Monday, November 06, 2006

The New, New Middle East

Richard Haass is President of the Council On Foreign Relations, or the CFR; the CFR has about 5,000 members, mostly ex-spooks, ex-gov, and ex-defense people along with academics and some media types. It's not an official government organization because it's more important than one; I can feel the suspense build as this fact begins to excite you beyond words, but bear with me.

Mr. Haass emerged from whatever cloister he keeps himself in to write an article in Foreign Affairs he calls The New Middle East, and it is The Establishment Plan on what to do next.

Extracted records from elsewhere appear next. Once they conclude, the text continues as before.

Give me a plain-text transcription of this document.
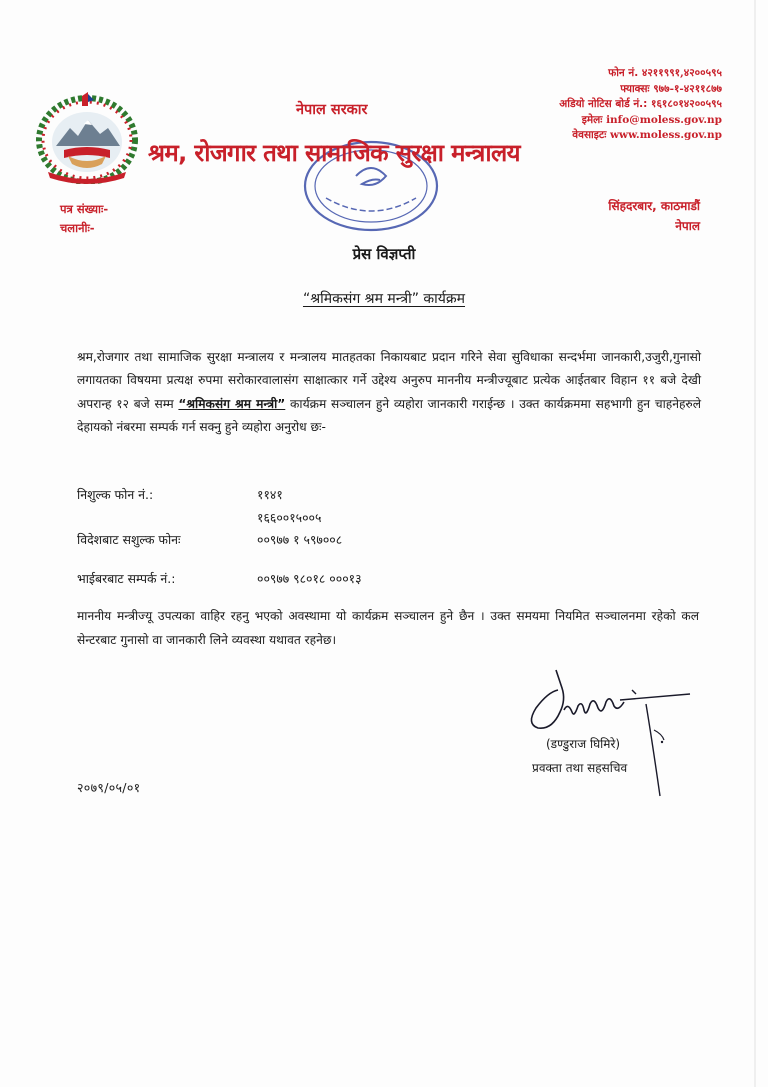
फोन नं. ४२११९९१,४२००५९५
फ्याक्सः ९७७-१-४२११८७७
अडियो नोटिस बोर्ड नं.: १६१८०१४२००५९५
इमेलः info@moless.gov.np
वेवसाइटः www.moless.gov.np
नेपाल सरकार
श्रम, रोजगार तथा सामाजिक सुरक्षा मन्त्रालय
पत्र संख्याः-
चलानीः-
सिंहदरबार, काठमाडौं
नेपाल
प्रेस विज्ञप्ती
“श्रमिकसंग श्रम मन्त्री” कार्यक्रम
श्रम,रोजगार तथा सामाजिक सुरक्षा मन्त्रालय र मन्त्रालय मातहतका निकायबाट प्रदान गरिने सेवा सुविधाका सन्दर्भमा जानकारी,उजुरी,गुनासो लगायतका विषयमा प्रत्यक्ष रुपमा सरोकारवालासंग साक्षात्कार गर्ने उद्देश्य अनुरुप माननीय मन्त्रीज्यूबाट प्रत्येक आईतबार विहान ११ बजे देखी अपरान्ह १२ बजे सम्म “श्रमिकसंग श्रम मन्त्री” कार्यक्रम सञ्चालन हुने व्यहोरा जानकारी गराईन्छ । उक्त कार्यक्रममा सहभागी हुन चाहनेहरुले देहायको नंबरमा सम्पर्क गर्न सक्नु हुने व्यहोरा अनुरोध छः-
निशुल्क फोन नं.:	११४१
१६६००१५००५
विदेशबाट सशुल्क फोनः	००९७७ १ ५९७००८
भाईबरबाट सम्पर्क नं.:	००९७७ ९८०१८ ०००१३
माननीय मन्त्रीज्यू उपत्यका वाहिर रहनु भएको अवस्थामा यो कार्यक्रम सञ्चालन हुने छैन । उक्त समयमा नियमित सञ्चालनमा रहेको कल सेन्टरबाट गुनासो वा जानकारी लिने व्यवस्था यथावत रहनेछ।
(डण्डुराज घिमिरे)
प्रवक्ता तथा सहसचिव
२०७९/०५/०१
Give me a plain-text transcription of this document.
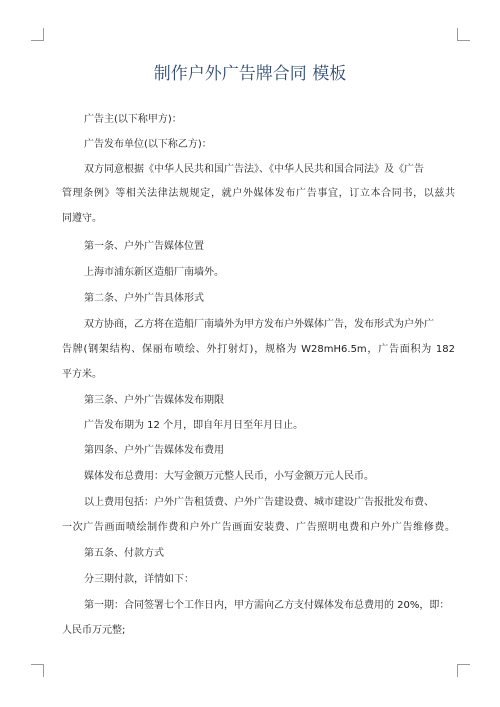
制作户外广告牌合同 模板
广告主(以下称甲方)：
广告发布单位(以下称乙方)：
双方同意根据《中华人民共和国广告法》、《中华人民共和国合同法》及《广告
管理条例》等相关法律法规规定，就户外媒体发布广告事宜，订立本合同书，以兹共
同遵守。
第一条、户外广告媒体位置
上海市浦东新区造船厂南墙外。
第二条、户外广告具体形式
双方协商，乙方将在造船厂南墙外为甲方发布户外媒体广告，发布形式为户外广
告牌(钢架结构、保丽布喷绘、外打射灯)，规格为 W28mH6.5m，广告面积为 182
平方米。
第三条、户外广告媒体发布期限
广告发布期为 12 个月，即自年月日至年月日止。
第四条、户外广告媒体发布费用
媒体发布总费用：大写金额万元整人民币，小写金额万元人民币。
以上费用包括：户外广告租赁费、户外广告建设费、城市建设广告报批发布费、
一次广告画面喷绘制作费和户外广告画面安装费、广告照明电费和户外广告维修费。
第五条、付款方式
分三期付款，详情如下：
第一期：合同签署七个工作日内，甲方需向乙方支付媒体发布总费用的 20%，即：
人民币万元整;
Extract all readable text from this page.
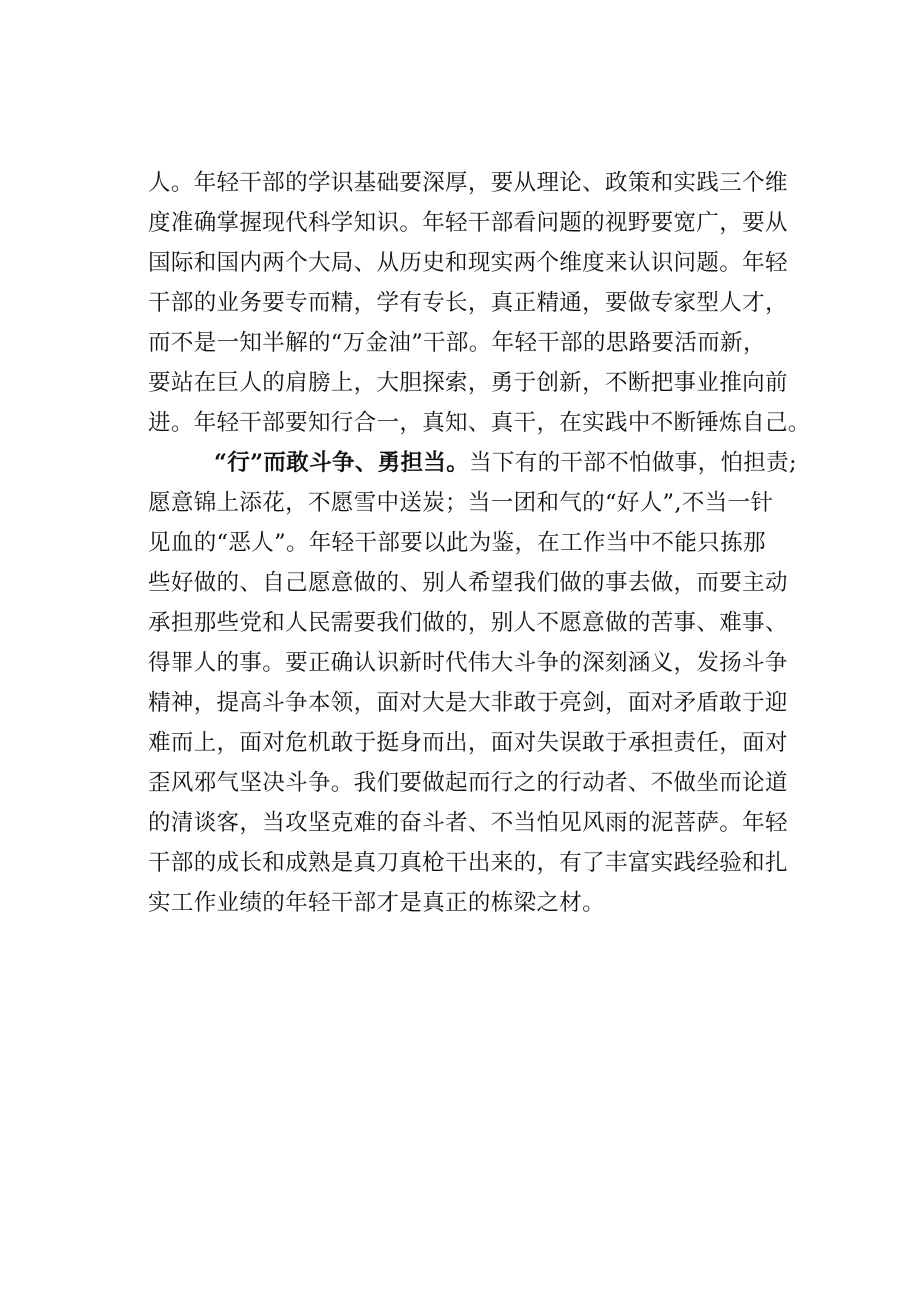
人。年轻干部的学识基础要深厚，要从理论、政策和实践三个维
度准确掌握现代科学知识。年轻干部看问题的视野要宽广，要从
国际和国内两个大局、从历史和现实两个维度来认识问题。年轻
干部的业务要专而精，学有专长，真正精通，要做专家型人才，
而不是一知半解的“万金油”干部。年轻干部的思路要活而新，
要站在巨人的肩膀上，大胆探索，勇于创新，不断把事业推向前
进。年轻干部要知行合一，真知、真干，在实践中不断锤炼自己。
“行”而敢斗争、勇担当。当下有的干部不怕做事，怕担责;
愿意锦上添花，不愿雪中送炭；当一团和气的“好人”,不当一针
见血的“恶人”。年轻干部要以此为鉴，在工作当中不能只拣那
些好做的、自己愿意做的、别人希望我们做的事去做，而要主动
承担那些党和人民需要我们做的，别人不愿意做的苦事、难事、
得罪人的事。要正确认识新时代伟大斗争的深刻涵义，发扬斗争
精神，提高斗争本领，面对大是大非敢于亮剑，面对矛盾敢于迎
难而上，面对危机敢于挺身而出，面对失误敢于承担责任，面对
歪风邪气坚决斗争。我们要做起而行之的行动者、不做坐而论道
的清谈客，当攻坚克难的奋斗者、不当怕见风雨的泥菩萨。年轻
干部的成长和成熟是真刀真枪干出来的，有了丰富实践经验和扎
实工作业绩的年轻干部才是真正的栋梁之材。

As I wrote in It's All Part Of My Neocon Fantasy, the people who longed for and started the wars with Iraq are admitting their "hard power" solution has failed, of course through no fault of their own. We're going to hear this "stabbed in the back" refrain an awful lot in the future: The policy was perfect in its brilliance, but the lackeys who executed it were incompetent.

So now Perle and his crowd of Undead are going to support a "soft power" solution. They'll go to neo-liberals (people like Barack Obama, John Kerry, and Bill-n-Hillary Clinton) and attempt to make friends. Welcome to Castle Dracula. Enter freely, and of your own will. By publishing his article, Richard Haass has kindly thrown out the first softball so that the necons and neoliberals can find a way to play together. Here is his opening statement:
The age of U.S. dominance in the Middle East has ended and a new era in the modern history of the region has begun. It will be shaped by new actors and new forces competing for influence, and to master it, Washington will have to rely more on diplomacy than on military might.
Here's the skinny: a "diplomatic" solution to the Mid-East Mess will feature the old regime-change methods of the World Bank, the International Monetary Fund, and the World Trade Organization to play carrot-and-stick games with Iraq and Iran. Meanwhile they'll begin a serious domestic policy push for alternative energy stimulus. It's very likely they'll tax oil and gasoline to fund it, or so would be the logic. There are five small problems with the diplomacy/energy alternatives/demand destruction ("DEADD") approach:

1) the ROTW (rest of the world) is not on board with The Plan;
2) Iran and most of what's left of Iraq will tell us to stuff The Plan;
3) no energy alternatives can be brought on-line quickly enough to replace oil;
4) increasing taxes on fossil fuel usage will trigger a domestic depression;
5) Dick Cheney and Donald Rumsfeld are planning to attack Iran anyway.

Whether the neocons or neoliberals are in power, the objectives are the same; to get Iran and Iraq to bend to our will, and to gain direct control of their resources. They aren't buying it with hard power, and they won't buy it with soft power. This Haass thing is the policy equivalent of a sleazeball seeing a woman at a party whom he forcibly raped the week before, only this time his plan is to score by slipping a date-rape drug into her drink. What are the odds he'll go home alone, and if, in the unlikely event he does not, will it be worth it?